Homeowners can now access a variety of loan options to tap into their property value as of April 28, 2026.
This information is critical for homeowners seeking to consolidate debt, fund renovations, or manage expenses during a period of fluctuating interest rates. Understanding the distinction between a Home Equity Line of Credit (HELOC) and a home equity loan is essential for long-term financial planning.
According to Forbes Advisor, a home equity loan is a fixed-rate, lump-sum loan that allows homeowners to borrow up to 85% of their home's value [3] and pay that amount back in monthly installments. This structure provides a predictable payment schedule—a key difference from the flexible nature of a HELOC.
Recent data shows that interest rates for these products vary.
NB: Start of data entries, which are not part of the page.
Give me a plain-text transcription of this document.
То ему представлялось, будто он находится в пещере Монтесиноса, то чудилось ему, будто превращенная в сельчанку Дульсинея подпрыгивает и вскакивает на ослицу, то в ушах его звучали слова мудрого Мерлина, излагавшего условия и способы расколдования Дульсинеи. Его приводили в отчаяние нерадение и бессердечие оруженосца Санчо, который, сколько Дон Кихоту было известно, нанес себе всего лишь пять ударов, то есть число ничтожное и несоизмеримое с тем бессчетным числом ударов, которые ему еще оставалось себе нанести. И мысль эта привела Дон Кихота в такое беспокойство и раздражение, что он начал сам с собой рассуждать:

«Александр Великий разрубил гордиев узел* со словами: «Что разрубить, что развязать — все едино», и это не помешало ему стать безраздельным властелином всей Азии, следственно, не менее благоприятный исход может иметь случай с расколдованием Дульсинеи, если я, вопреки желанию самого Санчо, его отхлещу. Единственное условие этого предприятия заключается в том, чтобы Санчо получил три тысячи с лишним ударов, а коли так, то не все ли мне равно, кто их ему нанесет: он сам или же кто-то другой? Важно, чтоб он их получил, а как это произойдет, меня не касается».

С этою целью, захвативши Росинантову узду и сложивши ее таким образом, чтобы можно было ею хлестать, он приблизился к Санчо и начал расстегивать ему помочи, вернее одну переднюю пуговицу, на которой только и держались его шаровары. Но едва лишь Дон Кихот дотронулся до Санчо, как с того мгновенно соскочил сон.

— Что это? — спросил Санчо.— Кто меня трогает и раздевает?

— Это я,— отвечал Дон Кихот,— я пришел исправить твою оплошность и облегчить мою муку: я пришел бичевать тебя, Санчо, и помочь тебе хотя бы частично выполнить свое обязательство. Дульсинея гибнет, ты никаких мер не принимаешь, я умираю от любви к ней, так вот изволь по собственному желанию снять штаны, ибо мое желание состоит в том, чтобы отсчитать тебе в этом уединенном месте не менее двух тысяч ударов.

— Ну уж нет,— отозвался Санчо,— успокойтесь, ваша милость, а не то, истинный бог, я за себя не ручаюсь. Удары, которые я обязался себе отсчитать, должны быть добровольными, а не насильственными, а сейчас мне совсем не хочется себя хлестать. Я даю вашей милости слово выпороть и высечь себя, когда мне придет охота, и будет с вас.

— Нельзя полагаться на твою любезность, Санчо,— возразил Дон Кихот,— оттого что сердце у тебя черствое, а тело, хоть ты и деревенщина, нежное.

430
A $30,000 home equity line dipped one basis point to 7.17% [2], while the average interest rate on a 30-year fixed purchase mortgage was 6.352% [1]. This gap between purchase rates and equity-based loans highlights the fact that equity loans are often viewed as higher risk by lenders because they are second liens on a property.
Homeowners are encouraged to review their current equity levels and credit scores before applying for either product. Lenders typically require a specific loan-to-value ratio to ensure the owner can repay the loan. Because HELOCs often feature variable rates, homeowners must be aware of the winnings and risks associated with changing market conditions.
Forbes Advisor said a home equity loan is a fixed-rate, lump-sum loan that allows homeowners to borrow up to 85% of their home's value and pay that amount back in monthly installments.
“A home equity loan is a fixed-rate, lump-sum loan that allows homeowners to borrow up to 85% of their home's value.”
The divergence between purchase mortgage rates and home equity rates reflects the lender's risk profile. Because home equity loans and HELOCs are second mortgages, they typically carry higher interest rates than a primary mortgage. Homeowners should weigh the same-month variable rate of a HELOC against the fixed stability of a home equity loan based on their specific cash flow needs.